I first started to state this position some four years ago.  I had just completed a keynote address to a ballroom of some 2,500 people in Las Vegas.  After the speech I was being walked to a booth on the trade show floor where I was going to sign books.  As I walked down the isles with company booths on each side, I kept hearing “we provide innovative solutions to”  “we are innovators in the space” “we bring innovation to our clients”.  On and on I kept hearing how everyone was practicing innovation.

Here is the dictionary definition of innovation:

something new or different introduced:

Well if everyone is innovating, then innovation becomes meaningless. If everyone is doing something new or different, that becomes the norm.

Just like the person we all know whose response to a wide variety of conversational comments is “Awesome”.  Awesome this, awesome that.  Well if everything is awesome, nothing is.  The definition of awesome is:

 inspiring an overwhelming feeling of reverence, admiration, or fear:

 There is no good, no great, no well done, no smart, just awesome.  Every time the word is used it is not about feeling the reverence in the definition.  An over-used word that has, as a result, become meaningless.

The point of the Power Point slide is not only the degradation of the word through overuse, it is that in the Shift Age, significant change comes from disruption and transformation.  Uber is not an innovation, it is a disruption.  Amazon is not an innovative business it is a massively disruptive one.    Airbnb is a disruption.  Cellular wireless is a transformation of communications, not an innovation.  Steve Jobs was not an innovator, he was a disruptor.  He gave us the iPhone, a complete disruption of the cellular phone at the time.  If he had been simply an innovator, he would have given us a Blackberry with a larger screen.

Perhaps speaking about innovation makes one feel with it or cool.  To me it makes whoever uses the word a lot sound like a flashback to the 1990s, when the word first became widely used.  Use the word at the peril of sounding behind the curve in our disruptive times.

The question at the end of the slide that has the column title at the top is:

What might disrupt you?

CEOs should spend time looking at the current and future landscape to ask that question.  They should not spend time talking about innovation unless they want to sound like a relic of recent days gone by.

 

Language Soapbox

I make my living speaking and writing about the future. Words are important to me.  Words have meaning.  Finding descriptive words that are new and different is fun to do.  I respect the use of language, [though I do have trouble with punctuation sometimes].

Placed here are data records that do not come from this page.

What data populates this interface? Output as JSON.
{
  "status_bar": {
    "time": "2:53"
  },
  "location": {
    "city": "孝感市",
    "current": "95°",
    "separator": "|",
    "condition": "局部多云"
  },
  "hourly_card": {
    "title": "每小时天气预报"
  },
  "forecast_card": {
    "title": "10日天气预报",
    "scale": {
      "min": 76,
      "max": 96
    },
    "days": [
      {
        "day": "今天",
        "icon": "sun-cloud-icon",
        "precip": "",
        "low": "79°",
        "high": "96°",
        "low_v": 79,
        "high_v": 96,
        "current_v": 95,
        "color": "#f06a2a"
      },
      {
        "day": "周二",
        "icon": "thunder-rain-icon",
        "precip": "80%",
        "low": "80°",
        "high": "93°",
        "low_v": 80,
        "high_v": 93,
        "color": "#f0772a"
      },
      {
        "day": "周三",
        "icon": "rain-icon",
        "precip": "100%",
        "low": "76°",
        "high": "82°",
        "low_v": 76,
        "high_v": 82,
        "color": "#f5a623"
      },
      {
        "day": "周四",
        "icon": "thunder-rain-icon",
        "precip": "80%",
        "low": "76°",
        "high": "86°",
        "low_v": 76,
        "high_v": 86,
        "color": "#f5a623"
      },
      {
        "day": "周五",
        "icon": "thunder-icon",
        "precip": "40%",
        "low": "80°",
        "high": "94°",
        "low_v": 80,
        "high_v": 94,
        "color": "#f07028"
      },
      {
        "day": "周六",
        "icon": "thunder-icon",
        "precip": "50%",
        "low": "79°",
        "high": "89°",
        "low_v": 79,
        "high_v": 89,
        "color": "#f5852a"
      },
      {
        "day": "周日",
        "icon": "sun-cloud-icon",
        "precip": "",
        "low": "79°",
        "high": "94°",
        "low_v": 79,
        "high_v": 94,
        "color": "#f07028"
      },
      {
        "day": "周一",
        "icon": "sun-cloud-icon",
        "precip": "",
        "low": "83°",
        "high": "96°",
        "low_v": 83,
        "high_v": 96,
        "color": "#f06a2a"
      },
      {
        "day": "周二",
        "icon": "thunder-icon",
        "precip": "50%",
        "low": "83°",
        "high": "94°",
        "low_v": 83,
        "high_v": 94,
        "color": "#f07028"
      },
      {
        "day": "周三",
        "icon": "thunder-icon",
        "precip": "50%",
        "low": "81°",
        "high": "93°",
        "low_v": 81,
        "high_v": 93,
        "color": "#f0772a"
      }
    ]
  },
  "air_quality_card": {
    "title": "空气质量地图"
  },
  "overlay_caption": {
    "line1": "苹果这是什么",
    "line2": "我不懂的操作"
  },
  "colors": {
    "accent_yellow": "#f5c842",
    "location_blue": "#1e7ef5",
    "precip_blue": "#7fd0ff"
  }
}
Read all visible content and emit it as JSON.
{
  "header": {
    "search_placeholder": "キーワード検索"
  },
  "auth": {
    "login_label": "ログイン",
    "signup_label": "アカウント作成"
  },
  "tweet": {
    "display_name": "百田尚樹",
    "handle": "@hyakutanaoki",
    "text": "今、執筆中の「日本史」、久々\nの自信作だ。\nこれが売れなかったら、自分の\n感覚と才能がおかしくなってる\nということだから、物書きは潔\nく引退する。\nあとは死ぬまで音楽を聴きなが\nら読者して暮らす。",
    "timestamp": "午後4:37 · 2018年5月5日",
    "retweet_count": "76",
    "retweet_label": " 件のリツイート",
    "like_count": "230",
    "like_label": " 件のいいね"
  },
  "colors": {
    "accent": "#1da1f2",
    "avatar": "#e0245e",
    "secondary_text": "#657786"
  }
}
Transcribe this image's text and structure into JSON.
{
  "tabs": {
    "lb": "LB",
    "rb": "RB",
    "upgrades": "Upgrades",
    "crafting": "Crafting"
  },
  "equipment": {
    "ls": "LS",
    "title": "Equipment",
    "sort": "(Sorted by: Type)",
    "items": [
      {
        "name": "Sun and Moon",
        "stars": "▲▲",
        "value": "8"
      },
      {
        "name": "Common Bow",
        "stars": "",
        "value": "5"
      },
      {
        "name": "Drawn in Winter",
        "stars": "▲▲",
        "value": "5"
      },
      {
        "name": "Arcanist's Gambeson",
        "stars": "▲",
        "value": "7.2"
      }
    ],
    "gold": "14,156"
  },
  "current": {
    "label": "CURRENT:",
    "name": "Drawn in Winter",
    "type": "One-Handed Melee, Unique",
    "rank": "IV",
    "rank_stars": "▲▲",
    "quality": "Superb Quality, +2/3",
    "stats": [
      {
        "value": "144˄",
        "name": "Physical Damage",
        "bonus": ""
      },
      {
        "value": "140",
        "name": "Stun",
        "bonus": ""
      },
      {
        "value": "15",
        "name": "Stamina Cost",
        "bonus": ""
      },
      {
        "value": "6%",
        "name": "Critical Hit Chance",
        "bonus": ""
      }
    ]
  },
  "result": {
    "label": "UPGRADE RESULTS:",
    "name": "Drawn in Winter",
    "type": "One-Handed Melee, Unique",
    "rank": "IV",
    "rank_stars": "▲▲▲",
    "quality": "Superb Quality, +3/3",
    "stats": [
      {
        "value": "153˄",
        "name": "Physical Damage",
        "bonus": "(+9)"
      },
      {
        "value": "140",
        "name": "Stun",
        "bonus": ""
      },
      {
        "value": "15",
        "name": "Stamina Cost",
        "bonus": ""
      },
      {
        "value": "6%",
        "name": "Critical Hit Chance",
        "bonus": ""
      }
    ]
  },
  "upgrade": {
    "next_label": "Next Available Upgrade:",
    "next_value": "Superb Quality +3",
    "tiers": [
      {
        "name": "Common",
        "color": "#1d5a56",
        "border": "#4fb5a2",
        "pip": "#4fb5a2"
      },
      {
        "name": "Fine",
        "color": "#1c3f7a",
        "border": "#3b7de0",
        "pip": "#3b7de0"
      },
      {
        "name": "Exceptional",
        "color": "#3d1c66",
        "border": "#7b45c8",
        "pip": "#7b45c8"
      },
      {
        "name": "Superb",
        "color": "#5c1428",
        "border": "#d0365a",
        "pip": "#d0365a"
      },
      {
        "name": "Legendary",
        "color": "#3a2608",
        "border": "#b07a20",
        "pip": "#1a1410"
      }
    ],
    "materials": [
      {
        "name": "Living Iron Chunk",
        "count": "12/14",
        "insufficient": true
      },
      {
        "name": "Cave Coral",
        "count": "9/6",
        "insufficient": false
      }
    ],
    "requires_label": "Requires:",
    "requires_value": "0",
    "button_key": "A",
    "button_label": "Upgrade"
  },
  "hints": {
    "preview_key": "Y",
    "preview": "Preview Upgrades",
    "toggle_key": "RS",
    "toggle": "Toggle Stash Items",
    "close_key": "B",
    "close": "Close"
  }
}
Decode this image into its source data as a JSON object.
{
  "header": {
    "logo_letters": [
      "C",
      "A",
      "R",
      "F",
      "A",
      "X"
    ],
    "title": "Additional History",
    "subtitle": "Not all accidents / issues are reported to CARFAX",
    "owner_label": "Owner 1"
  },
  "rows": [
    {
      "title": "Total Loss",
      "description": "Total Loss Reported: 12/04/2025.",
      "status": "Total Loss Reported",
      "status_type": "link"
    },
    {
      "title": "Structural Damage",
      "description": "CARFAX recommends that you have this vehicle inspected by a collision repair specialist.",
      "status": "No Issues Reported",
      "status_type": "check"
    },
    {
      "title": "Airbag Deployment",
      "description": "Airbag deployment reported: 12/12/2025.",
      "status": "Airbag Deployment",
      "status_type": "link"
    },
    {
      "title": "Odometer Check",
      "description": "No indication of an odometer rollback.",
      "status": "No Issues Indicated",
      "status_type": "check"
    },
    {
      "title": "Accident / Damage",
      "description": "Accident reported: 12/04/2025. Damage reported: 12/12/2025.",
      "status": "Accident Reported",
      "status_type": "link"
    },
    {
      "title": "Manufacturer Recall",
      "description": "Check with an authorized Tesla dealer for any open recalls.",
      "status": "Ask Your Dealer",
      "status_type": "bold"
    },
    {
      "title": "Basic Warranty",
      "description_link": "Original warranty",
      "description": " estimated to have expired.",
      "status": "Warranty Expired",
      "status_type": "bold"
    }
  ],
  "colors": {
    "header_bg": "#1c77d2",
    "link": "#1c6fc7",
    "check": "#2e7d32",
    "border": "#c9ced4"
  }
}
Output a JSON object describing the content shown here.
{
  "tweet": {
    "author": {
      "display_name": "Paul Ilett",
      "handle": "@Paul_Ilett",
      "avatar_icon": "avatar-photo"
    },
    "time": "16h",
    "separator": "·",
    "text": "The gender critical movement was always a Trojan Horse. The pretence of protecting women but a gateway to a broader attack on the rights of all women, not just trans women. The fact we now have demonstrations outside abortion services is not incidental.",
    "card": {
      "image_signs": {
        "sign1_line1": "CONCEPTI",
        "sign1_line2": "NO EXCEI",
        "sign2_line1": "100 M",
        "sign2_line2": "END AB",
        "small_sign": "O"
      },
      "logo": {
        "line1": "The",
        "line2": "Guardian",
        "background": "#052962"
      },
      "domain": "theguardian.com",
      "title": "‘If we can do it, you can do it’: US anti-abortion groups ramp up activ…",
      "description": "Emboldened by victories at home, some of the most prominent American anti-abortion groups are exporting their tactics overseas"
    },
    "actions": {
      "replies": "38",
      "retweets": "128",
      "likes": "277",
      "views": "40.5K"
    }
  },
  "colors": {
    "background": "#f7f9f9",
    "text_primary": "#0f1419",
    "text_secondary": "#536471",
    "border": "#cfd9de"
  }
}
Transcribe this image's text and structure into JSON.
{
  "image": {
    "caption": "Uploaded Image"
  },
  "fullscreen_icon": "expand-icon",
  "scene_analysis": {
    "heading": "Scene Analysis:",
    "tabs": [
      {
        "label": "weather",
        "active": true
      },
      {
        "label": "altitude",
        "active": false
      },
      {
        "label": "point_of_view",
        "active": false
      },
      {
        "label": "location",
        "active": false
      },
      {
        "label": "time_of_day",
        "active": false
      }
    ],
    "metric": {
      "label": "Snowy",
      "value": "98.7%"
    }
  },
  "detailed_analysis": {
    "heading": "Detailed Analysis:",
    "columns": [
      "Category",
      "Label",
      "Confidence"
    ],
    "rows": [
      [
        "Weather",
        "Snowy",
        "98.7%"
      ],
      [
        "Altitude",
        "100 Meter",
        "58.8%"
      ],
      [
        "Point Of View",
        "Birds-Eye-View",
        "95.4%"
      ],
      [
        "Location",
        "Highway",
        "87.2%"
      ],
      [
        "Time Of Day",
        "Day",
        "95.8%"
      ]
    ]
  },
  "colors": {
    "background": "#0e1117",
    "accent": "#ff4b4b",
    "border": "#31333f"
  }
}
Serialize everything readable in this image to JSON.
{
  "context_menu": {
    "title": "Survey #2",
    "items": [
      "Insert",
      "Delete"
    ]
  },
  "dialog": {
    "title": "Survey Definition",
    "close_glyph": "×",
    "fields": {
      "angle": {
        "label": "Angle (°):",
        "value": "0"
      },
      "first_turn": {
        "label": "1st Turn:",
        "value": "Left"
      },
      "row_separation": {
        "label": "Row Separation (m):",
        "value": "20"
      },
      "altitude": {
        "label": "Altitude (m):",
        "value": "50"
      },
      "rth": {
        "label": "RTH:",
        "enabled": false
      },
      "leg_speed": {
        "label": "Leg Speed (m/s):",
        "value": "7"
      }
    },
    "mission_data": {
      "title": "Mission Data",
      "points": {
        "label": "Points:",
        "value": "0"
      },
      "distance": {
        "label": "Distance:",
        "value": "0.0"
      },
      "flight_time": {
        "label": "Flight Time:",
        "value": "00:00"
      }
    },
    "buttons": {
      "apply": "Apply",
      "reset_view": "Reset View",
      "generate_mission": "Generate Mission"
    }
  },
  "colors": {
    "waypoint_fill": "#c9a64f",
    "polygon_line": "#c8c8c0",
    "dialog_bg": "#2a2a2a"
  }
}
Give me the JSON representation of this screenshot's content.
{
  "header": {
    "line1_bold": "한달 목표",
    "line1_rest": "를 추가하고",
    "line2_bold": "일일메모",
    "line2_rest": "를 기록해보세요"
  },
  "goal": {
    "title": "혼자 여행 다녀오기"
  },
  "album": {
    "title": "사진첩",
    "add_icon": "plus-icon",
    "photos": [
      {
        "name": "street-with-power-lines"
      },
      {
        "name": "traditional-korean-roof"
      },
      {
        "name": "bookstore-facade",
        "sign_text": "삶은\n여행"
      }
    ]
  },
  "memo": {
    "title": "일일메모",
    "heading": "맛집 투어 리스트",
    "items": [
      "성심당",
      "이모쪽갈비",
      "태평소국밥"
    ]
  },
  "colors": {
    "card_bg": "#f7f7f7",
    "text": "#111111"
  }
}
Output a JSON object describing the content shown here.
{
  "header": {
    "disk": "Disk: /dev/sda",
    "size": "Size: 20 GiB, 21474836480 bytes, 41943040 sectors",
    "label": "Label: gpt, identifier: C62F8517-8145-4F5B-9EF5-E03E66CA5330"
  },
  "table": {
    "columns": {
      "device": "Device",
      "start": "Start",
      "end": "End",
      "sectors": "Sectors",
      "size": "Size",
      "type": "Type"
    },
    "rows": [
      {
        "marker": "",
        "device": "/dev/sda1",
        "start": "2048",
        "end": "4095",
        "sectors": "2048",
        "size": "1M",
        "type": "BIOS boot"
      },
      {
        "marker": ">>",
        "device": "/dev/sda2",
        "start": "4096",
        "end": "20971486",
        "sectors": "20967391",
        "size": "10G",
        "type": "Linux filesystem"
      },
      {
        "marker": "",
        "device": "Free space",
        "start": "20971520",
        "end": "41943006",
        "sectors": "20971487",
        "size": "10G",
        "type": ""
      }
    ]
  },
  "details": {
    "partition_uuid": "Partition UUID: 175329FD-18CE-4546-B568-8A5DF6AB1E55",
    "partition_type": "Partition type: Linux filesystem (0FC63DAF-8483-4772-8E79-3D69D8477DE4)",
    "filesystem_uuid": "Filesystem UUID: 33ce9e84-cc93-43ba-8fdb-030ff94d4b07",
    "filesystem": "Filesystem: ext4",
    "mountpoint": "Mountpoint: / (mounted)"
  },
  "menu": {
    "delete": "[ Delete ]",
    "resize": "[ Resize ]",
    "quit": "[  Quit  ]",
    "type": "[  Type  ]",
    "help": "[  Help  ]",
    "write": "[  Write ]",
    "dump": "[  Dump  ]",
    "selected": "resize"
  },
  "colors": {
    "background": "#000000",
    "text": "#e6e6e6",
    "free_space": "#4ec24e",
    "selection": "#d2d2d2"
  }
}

I cannot stand how we as a culture say the same things, the same words, the same phrases, usually with a tone of intelligence or self-importance.  Here are some of the worst that are hard not to hear every day.

Media

 Please stop saying  “speaking truth to power”  “the adult in the room”  “the bottom line is” “in the final analysis” and of course “at the end of the day”  I think I have heard all of these phrases anytime I watch cable news for more that 2 hours.

Business

 Also guilty with “at the end of the day” and “the bottom line”  Add to that these endlessly repeated phrases “we need to all get on the same page”, “we need out-of the-box-thinking”  I am sure I have heard most of these in a single sentence.  Something like “At the end of the day we all need be on the same page, use out of the box thinking to provide innovation to our clients.  That is the bottom line”

Where in there is unique or original communication?  To pull another such phrase from the 1980s “gag me with a spoon” from valley girl days.  That what all of the above phrases are: business and media valley girl talk.

Guaranteed get rich quick scheme

 There is no way to do this, but I think it would make me a billionaire in a month.  I get paid:

-a penny every time someone says the word “Awesome” more than once a day

-a nickel every time a female over the age of 12 says “oh my god” or “OMG!”

-a dime every time a male over the age of 15 uses the word “dude”

 

To all those reading these words, please listen to yourself.  Become conscious of how much you use any of the phrases in this column.  I promise you will be surprised at how much you sound like everyone else.  Why would you want that?

Please, can we collectively stop with all these phrases!  The bottom line is that, at the end of the day we want to be on the same page, speak truth to power, always be the adult in the room and use out of the box thinking to innovate.